Diane Wehrle of retail intelligence firm Springboard believes the improvement in footfall to -0.4% from a drop of -3.3% the previous month was in part likely to be a consequence of shopping trips being deferred from April when the weather continued to be cold and wet.
It might also suggest consumer demand resulting from the two May bank holidays which anchored the month at both ends, although in reality footfall actually declined in both bank holiday weeks, reflecting a long term trend identified by Springboard of the lessening in importance of public holidays for retail.
Wehrle says that the greater truth is that with footfall post 5pm continuing to outperform activity during retail trading hours the overriding characteristic of consumer behaviour is firmly one of ‘experience over product’, leaving the onus on retailers to better exploit a reduced store customer base in order to drive sales growth.

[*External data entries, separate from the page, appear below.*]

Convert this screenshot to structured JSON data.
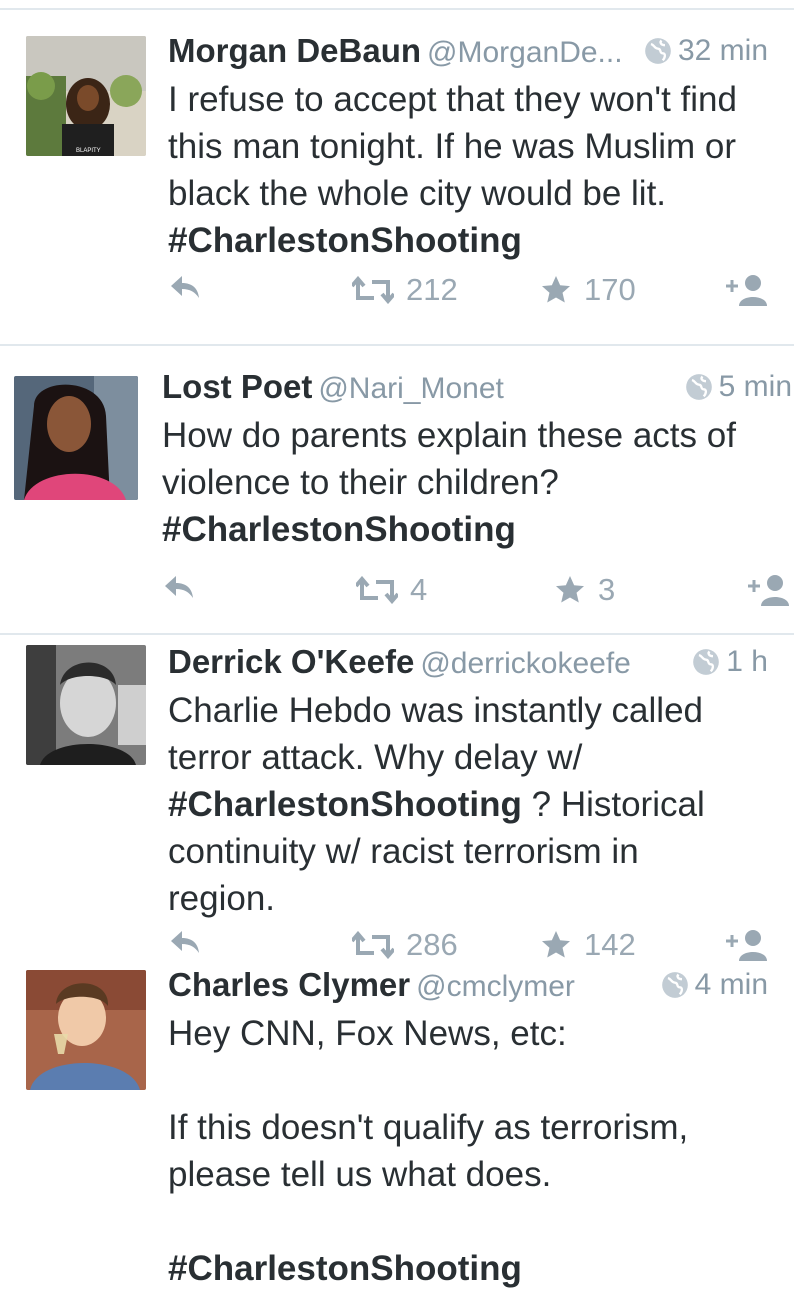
{
  "tweets": [
    {
      "name": "Morgan DeBaun",
      "handle": "@MorganDe...",
      "time": "32 min",
      "text": "I refuse to accept that they won't find this man tonight. If he was Muslim or black the whole city would be lit.",
      "hashtag": "#CharlestonShooting",
      "retweets": "212",
      "favorites": "170",
      "avatar_shirt_text": "BLAPITY"
    },
    {
      "name": "Lost Poet",
      "handle": "@Nari_Monet",
      "time": "5 min",
      "text": "How do parents explain these acts of violence to their children?",
      "hashtag": "#CharlestonShooting",
      "retweets": "4",
      "favorites": "3"
    },
    {
      "name": "Derrick O'Keefe",
      "handle": "@derrickokeefe",
      "time": "1 h",
      "text_before": "Charlie Hebdo was instantly called terror attack. Why delay w/",
      "hashtag": "#CharlestonShooting",
      "text_after": " ? Historical continuity w/ racist terrorism in region.",
      "retweets": "286",
      "favorites": "142"
    },
    {
      "name": "Charles Clymer",
      "handle": "@cmclymer",
      "time": "4 min",
      "text": "Hey CNN, Fox News, etc:\n\nIf this doesn't qualify as terrorism, please tell us what does.",
      "hashtag": "#CharlestonShooting"
    }
  ],
  "icons": {
    "reply": "reply-icon",
    "retweet": "retweet-icon",
    "favorite": "star-icon",
    "follow": "follow-user-icon",
    "globe": "globe-icon"
  },
  "colors": {
    "muted": "#8899a6",
    "icon": "#9aa8b3",
    "divider": "#e1e8ed"
  }
}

If knowledge is power, then the Retail and Leisure Trends Report 2017/18 is a ‘must read’ (www.localdatacompany.com). It’s far too long to cover here, but a quote within it from Malcolm Watts, finance director of the Folli Folli Group, bears repetition:
‘Most people already have enough ‘stuff’ and want for nothing, so it becomes more and more important to stay relevant and desirable in the ever increasingly busy marketplace.
‘Unfortunately CVAs, pre-packs, and administrations will most likely remain commonplace over the next couple of years as established retailers struggle to tackle legacy estates of old upward only leases in declining locations. New entrants to retail have the advantage of being able to pick and choose prime locations when they become available.
‘Also, as we’ve seen more foreign retailers finding the UK an easy market to enter, including Australian stationers and European genera stores, this will continue. We have yet to see a huge influx from Asia, but with the growth of Alibaba, I’m sure it’s only a matter of time before we see more smaller retail chains coming our way.
‘And with the looming uncertainty of Brexit and undoubtedly other curved balls to follow, the shaky economy won’t do any favours for retailers, so be ready with a plan B.’